Many people are well aware of what the definition of a conforming loan, but some may not know what a non-conforming mortgage is. This type of loan is also very commonly referred to as a “jumbo mortgage. The reason it is considered a jumbo mortgage is because the loans balance exceeds the typical limit allowed to be lent to the borrower. This type of loan is much more common in the United States of America, than any other place in the world.
The way that a conforming loan and a non-conforming mortgage differ has to do mainly with the loans total balance that the mortgage company offers to the borrower. With a normal conforming mortgage there is a maximum limit set forth by the Government Sponsored Enterprises (GSE) that manages how much the mortgage lender is allowed to lend to their clients. The government guidelines issued a certain limit for single family residents, secondary housing, and also will depend mainly on the
size of the property. Loans that exceed the limit for loans are referred to as non-conforming loans.

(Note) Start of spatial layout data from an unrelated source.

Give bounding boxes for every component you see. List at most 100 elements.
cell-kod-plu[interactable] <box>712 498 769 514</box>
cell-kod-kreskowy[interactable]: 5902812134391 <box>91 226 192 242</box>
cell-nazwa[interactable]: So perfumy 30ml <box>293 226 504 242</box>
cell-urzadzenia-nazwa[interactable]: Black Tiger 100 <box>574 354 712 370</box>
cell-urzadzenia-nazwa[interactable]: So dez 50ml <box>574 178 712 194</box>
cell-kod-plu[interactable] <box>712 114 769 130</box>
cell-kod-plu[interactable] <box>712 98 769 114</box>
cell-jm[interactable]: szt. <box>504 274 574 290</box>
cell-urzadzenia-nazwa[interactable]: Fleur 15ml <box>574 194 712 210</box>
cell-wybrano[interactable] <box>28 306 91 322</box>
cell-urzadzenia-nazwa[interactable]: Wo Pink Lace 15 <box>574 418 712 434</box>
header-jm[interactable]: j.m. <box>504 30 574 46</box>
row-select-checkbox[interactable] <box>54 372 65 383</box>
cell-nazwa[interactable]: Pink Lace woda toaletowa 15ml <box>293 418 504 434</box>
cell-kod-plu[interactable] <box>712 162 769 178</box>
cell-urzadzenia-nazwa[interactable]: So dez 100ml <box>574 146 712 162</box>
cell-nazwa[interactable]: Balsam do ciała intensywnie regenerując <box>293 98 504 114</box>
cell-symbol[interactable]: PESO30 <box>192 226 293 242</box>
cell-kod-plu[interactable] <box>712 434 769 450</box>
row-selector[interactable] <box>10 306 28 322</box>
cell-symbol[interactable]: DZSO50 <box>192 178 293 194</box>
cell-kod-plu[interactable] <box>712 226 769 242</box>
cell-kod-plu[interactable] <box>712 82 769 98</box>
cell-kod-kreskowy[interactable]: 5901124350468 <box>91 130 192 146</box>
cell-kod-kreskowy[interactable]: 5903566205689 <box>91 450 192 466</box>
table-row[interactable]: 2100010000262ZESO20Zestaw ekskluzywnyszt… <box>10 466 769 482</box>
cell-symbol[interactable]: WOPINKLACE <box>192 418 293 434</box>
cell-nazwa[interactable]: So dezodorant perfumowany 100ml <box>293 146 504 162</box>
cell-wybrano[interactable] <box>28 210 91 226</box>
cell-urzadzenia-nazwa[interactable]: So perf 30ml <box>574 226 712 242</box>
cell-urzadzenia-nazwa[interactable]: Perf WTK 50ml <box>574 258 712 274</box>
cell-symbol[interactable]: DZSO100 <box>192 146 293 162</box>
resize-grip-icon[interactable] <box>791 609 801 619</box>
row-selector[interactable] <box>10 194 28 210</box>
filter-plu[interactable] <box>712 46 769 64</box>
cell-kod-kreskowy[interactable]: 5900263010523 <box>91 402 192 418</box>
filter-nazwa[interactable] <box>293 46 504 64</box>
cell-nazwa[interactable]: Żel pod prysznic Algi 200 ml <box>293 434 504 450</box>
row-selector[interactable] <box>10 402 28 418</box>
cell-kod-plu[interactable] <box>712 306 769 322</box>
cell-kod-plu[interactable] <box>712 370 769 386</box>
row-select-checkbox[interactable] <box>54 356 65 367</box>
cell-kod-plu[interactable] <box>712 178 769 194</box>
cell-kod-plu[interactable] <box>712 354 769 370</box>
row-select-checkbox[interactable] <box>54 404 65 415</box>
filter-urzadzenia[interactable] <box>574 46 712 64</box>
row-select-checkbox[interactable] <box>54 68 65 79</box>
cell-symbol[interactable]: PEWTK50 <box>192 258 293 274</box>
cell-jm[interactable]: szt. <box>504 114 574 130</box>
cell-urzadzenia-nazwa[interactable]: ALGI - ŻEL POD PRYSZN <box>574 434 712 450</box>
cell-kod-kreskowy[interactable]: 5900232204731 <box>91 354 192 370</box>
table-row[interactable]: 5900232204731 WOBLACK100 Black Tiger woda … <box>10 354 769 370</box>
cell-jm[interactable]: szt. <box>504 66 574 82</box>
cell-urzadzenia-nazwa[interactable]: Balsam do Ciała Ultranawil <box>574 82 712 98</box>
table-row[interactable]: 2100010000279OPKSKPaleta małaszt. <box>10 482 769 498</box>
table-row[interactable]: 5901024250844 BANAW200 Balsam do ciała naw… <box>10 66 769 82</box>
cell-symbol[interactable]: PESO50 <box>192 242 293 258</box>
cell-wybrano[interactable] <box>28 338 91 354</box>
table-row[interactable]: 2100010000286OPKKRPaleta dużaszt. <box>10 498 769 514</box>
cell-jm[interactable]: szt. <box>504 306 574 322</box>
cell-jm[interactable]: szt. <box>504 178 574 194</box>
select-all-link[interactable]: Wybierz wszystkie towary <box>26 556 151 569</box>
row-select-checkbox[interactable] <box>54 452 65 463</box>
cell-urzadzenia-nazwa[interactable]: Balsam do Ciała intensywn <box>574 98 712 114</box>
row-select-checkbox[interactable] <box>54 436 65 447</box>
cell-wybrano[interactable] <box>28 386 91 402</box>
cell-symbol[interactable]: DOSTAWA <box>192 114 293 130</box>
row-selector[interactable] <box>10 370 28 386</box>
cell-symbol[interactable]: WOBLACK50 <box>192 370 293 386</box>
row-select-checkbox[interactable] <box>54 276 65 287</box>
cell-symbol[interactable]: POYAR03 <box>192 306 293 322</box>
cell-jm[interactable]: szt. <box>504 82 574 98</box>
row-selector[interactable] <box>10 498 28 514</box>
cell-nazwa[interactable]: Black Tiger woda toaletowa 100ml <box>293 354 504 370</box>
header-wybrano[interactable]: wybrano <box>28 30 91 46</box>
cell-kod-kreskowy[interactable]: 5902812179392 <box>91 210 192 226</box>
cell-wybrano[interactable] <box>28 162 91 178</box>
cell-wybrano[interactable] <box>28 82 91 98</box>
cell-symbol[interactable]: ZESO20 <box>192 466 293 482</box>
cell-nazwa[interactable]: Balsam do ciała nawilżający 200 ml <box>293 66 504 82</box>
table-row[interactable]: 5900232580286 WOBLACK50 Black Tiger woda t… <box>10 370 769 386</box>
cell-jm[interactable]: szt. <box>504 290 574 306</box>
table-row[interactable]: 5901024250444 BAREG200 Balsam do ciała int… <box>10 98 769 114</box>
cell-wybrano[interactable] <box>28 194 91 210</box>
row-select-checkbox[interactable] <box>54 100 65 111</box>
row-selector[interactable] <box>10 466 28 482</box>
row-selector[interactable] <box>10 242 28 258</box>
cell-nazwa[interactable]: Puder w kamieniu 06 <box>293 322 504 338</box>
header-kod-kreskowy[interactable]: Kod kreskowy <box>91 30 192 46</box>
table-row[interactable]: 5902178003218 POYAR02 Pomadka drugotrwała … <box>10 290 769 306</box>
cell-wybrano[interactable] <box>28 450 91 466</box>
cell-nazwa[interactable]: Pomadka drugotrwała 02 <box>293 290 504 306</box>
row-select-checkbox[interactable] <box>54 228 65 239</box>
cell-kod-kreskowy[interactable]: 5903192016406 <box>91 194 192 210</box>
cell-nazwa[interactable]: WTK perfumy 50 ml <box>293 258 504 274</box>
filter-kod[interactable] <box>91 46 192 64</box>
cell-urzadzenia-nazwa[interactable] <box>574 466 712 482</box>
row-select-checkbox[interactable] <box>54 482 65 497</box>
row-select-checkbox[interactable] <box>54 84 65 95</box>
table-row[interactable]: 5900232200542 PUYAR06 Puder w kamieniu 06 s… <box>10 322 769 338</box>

Today the maximum amount allowed to be lent under a standard conforming loan is $417,000 and any mortgage that exceeds this amount is considered a jumbo loan. In order to qualify for this type of loan you will be required to have a good credit rating to prove to the lender you can manage the monthly payments. Other qualifications will be based off guidelines very similar to a regular mortgage including the calculation of your monthly budget, income, credit, etc.
But these jumbo loans are very similar to conforming mortgages because they will also offer the borrower a fixed rate or adjustable rate mortgage. This type of loan will usually come with a slightly higher interest rate than normal. Anyone applying for this type of mortgage should expect to pay at least a 1-2% higher interest rate than normal.